En 2006, Claude Lanzmann se voit gratifié de la Légion d’honneur pour l’ensemble de son œuvre cinématographique et pour son travail autour du souvenir des camps d’extermination. Il publie ses mémoires en 2009 sous le titre Le Lièvre de Patagonie. L'année suivante, il exhume un autre témoignage réalisé en 1978, durant le tournage de Shoah. Il s’agit cette fois de celui d’un résistant polonais ayant tenté d’alerter les forces alliées sur la réalité du génocide juif durant la Seconde Guerre Mondiale. Après Un Vivant qui passe et Sobibor, 14 octobre 1943, 16 heures, le réalisateur monte ainsi un nouveau documentaire dans le prolongement de Shoah, intitulé Le Rapport Karski, et diffusé par la chaîne Arte.
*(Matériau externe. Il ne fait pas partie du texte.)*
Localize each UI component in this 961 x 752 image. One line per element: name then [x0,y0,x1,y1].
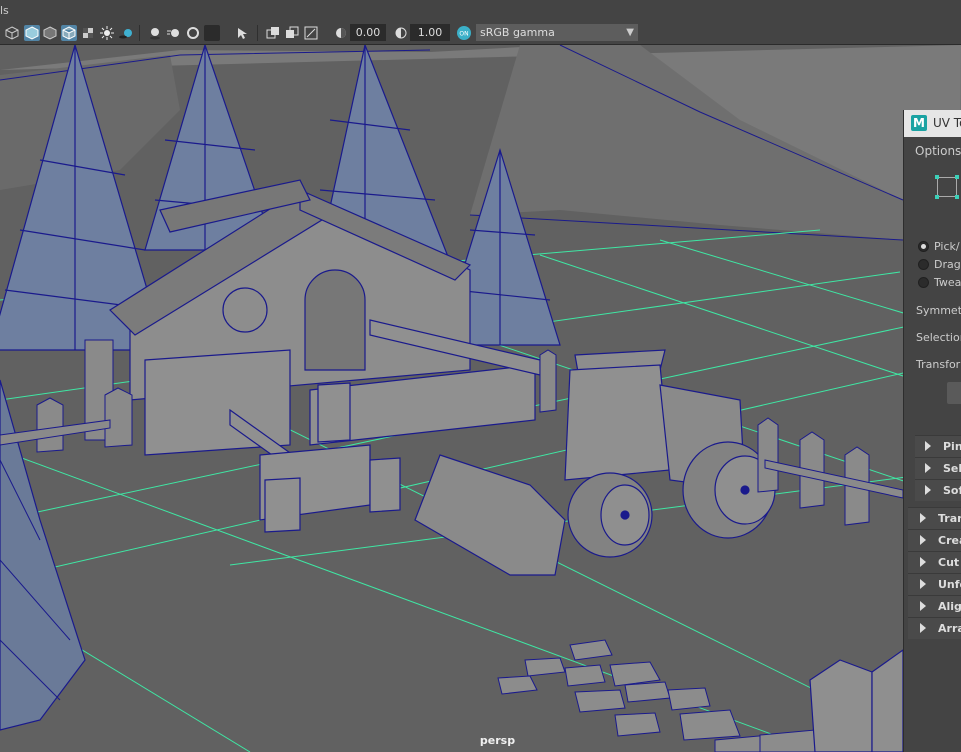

En 2013, il reçoit lors de la Berlinale un Ours d'or d'honneur pour l'ensemble de son œuvre et livre Le Dernier des injustes dans lequel il revient à Theresienstadt, dont le ghetto utilisé comme un instrument de propagande était déjà l'objet d'Un vivant qui passe en 1997. Cette fois, il y retourne en compagnie de Benjamin Murmelstein, le dernier Président du Conseil Juif du ghetto de Theresienstadt, seul "doyen des Juifs" (selon la terminologie nazie) à n’avoir pas été tué durant la guerre. Ce dernier parvint à l'époque à faire émigrer 121 000 juifs et à éviter la liquidation du ghetto.
A l'âge de 91 ans, Claude Lanzmann continue de balader sa caméra pour aborder un sujet inédit dans sa carrière avec Napalm. Il y revient sur les trois incursions qu'il a faites en Corée du Nord en 1958, 2004 et 2015 et plus particulièrement sur sa brève histoire d'amour avec une infirmière de l’hôpital de la Croix Rouge coréenne. Ne parlant pas la même langue, le duo ne réussit à communiquer qu'avec un seul mot, Napalm, qui donne son titre au film et sort sur les écrans en 2017 après avoir été présenté en séance spéciale au 70e Festival de Cannes. Un festival où il présente l'année suivante ce qui restera son dernier film, Les Quatre Sœurs, sorti sur les écrans en deux parties le 4 juillet, veille de sa disparition.